Seul un regard d’amour confiant, et humble, peut donner la mesure des choses. Seule la prière seul à seul en silence, le dialogue amoureux de l’homme et de son Créateur, fait entrer dans l’intimité du cœur, fait voir la vie telle qu’elle nous est donnée. Toutes choses reliées ensemble, toute chose ordonnée à Dieu, tout homme appelé à vivre en Lui, et tout mal vaincu par le Christ. C’est de cette beauté-là que nous sommes appelés à témoigner, de ce regard posé sur chaque instant, non pour minimiser le mal, mais pour dire : en toute chose, à Dieu la victoire.

Juger, et condamner, est une forme de cécité pour l’homme. Nous sommes tous bien plus bêtes que nous ne le croyons, et beaucoup plus pécheurs que nous ne l’imaginons. Mais aussi bien plus riches de potentiel d’amour et de création que nous ne pourrons jamais le rêver. Nous sommes des fils et filles de Dieu, adoptés par baptême, convoqués à sa Sainteté. Certains iront à Lui d’un trait, d’autres continueront leur purification après la mort, mais aucune situation n’est, en soi, désespérée. L’espérance chrétienne détruit tous les cynismes, fait relever de toutes les formes de mort, de tristesse, de torture de l’existence. Même au pire des salauds, elle offre une espérance inouïe. Dès lors, il faut poser sur chaque être humain un regard étonné et humble, et se dire : « qu’est-ce que Dieu pourra faire de lui, ou d’elle ! s’il, elle, se laisse aimer ! » Et se poser, d’abord, la question à soi-même, et vivre pour soi-même cet étonnement : mon Dieu, qu’est-ce que je suis ridicule, mais combien ta puissance éclaire toute ma misère, quel projet merveilleux Tu as, et je sais que Ta volonté vaincra toutes mes limites, et je sais que Tu es vainqueur, vainqueur sur toutes les morts, les tristesses et les vilenies, et c’est en Toi, en Toi seul que je veux espérer et croire ! »

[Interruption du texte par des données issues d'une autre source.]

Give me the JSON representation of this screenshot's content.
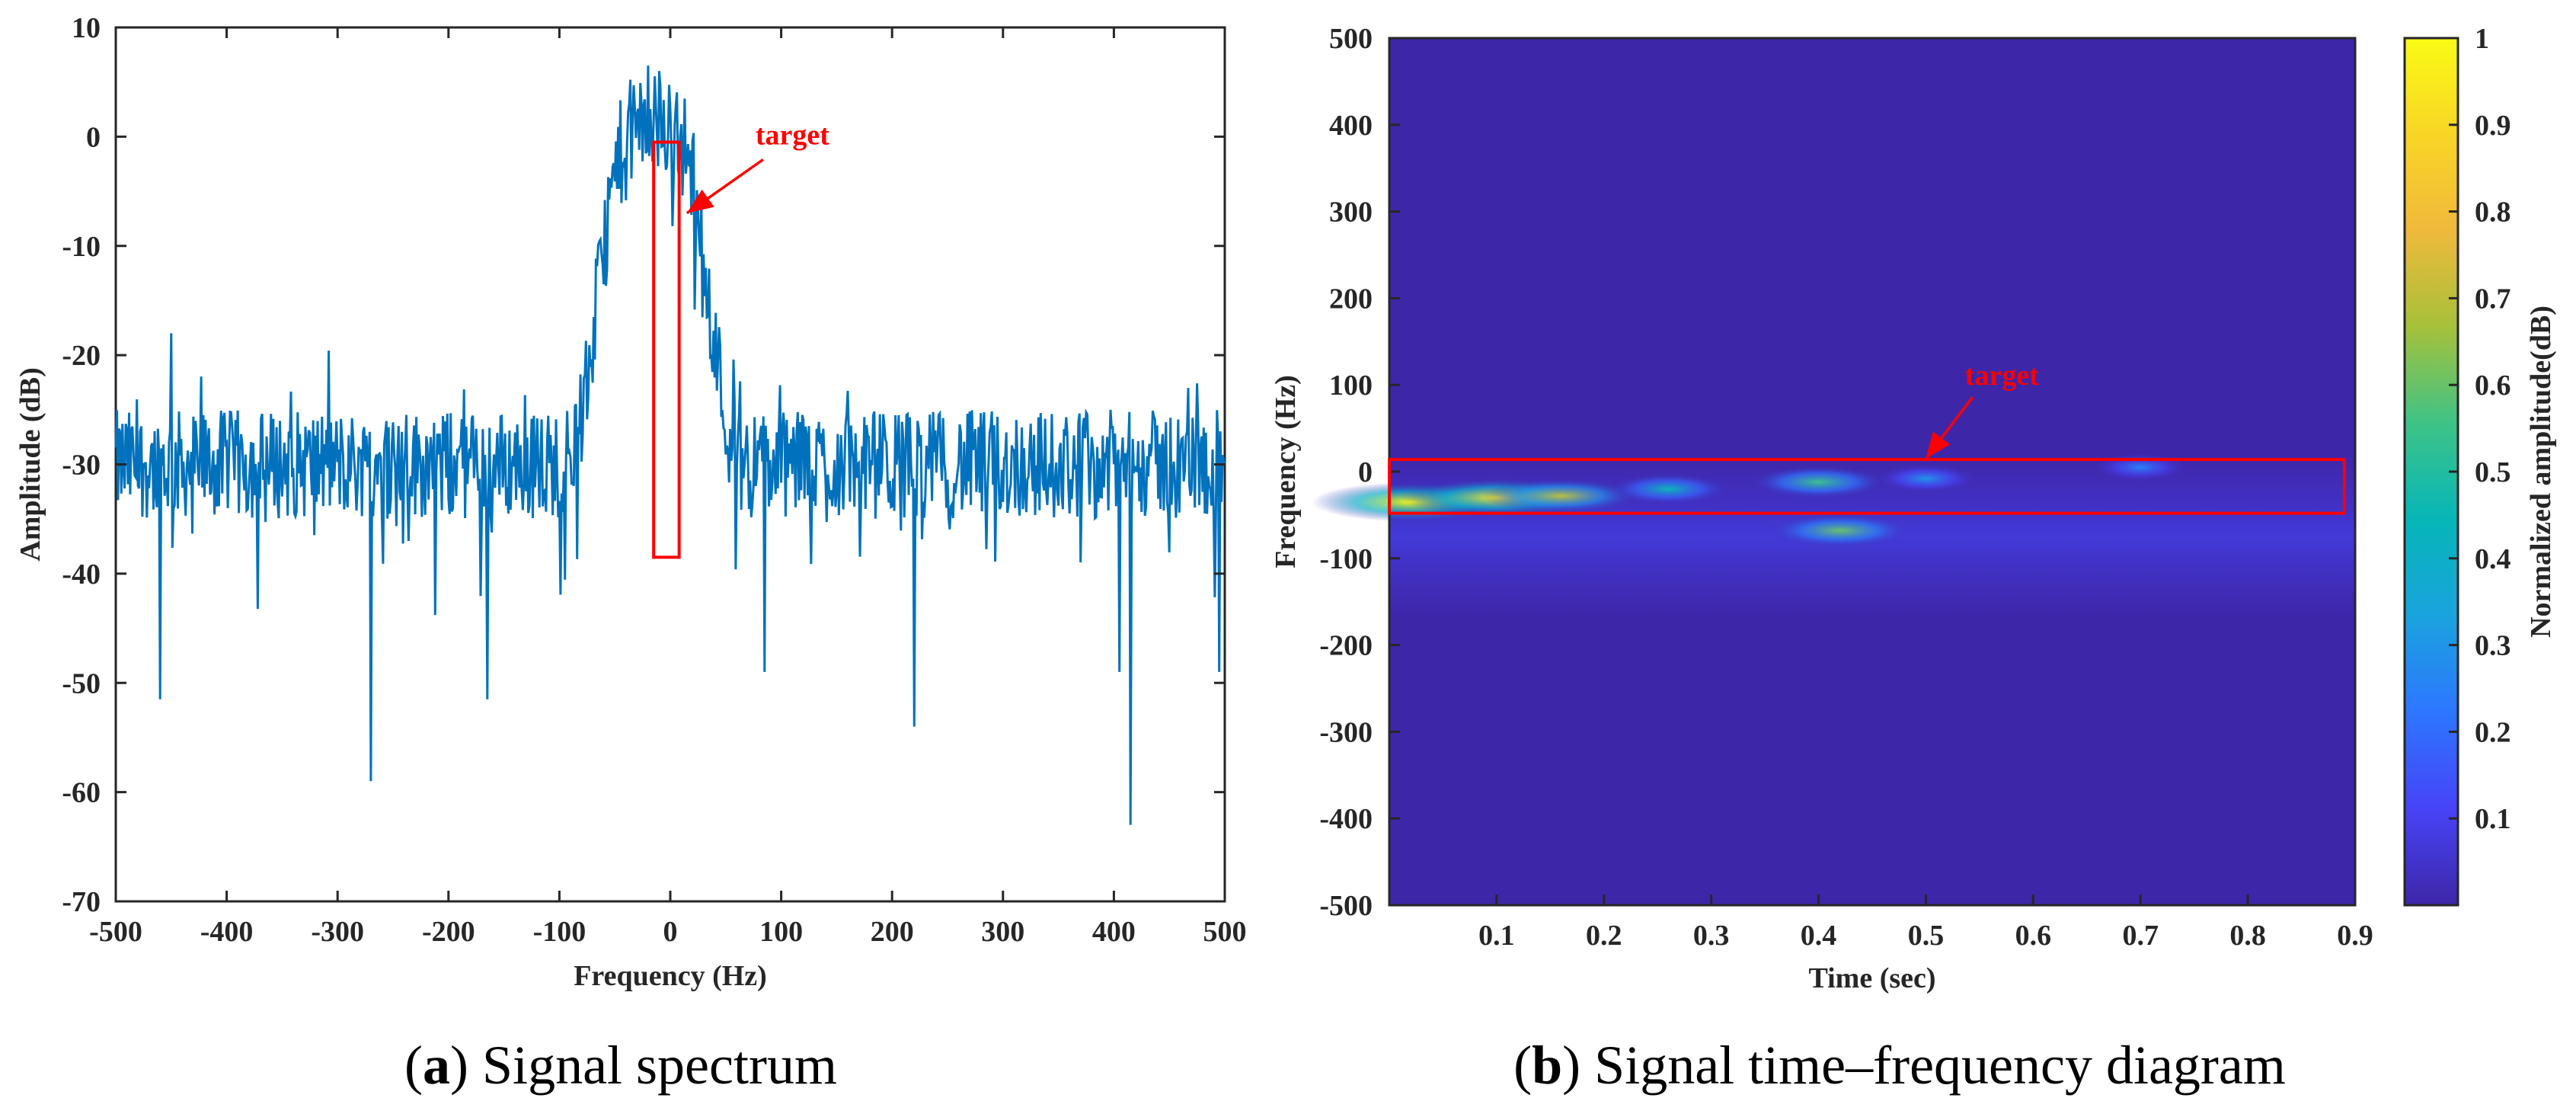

Alors, bien sûr, il faut croire, et prier, et construire des projets, bien sûr. Il faut épouser avec joie sa vocation, renoncer à ce qui n’est pas fait pour nous, parfois malgré les apparences, et il faut encore bien subir quelques persécutions. Il faut aimer, enseigner, et reprendre, et à temps, et à contretemps, mais surtout, surtout, garder toujours ce regard de petit enfant, qui voit la création telle que Dieu la voit, Lui dont la volonté d’Amour revêt toute chose, et tout humain, comme d’un voile blanc, au commencement du temps, dans l’aube immaculée et pure de ce matin d’hiver.

Comme un voile de givre recouvre toute chose, unifie tout de proche en proche, que notre amour s’étende, embrasse en même élan le gentil et le méchant, celui qui nous attire et celui qui nous fait vomir. Qu’un regard plein d’amour et d’espérance, de plus en plus profond, de plus en plus miséricordieux, de plus en plus patient, élargisse notre horizon, purifie le regard : c’est alors que l’on voit à l’infini.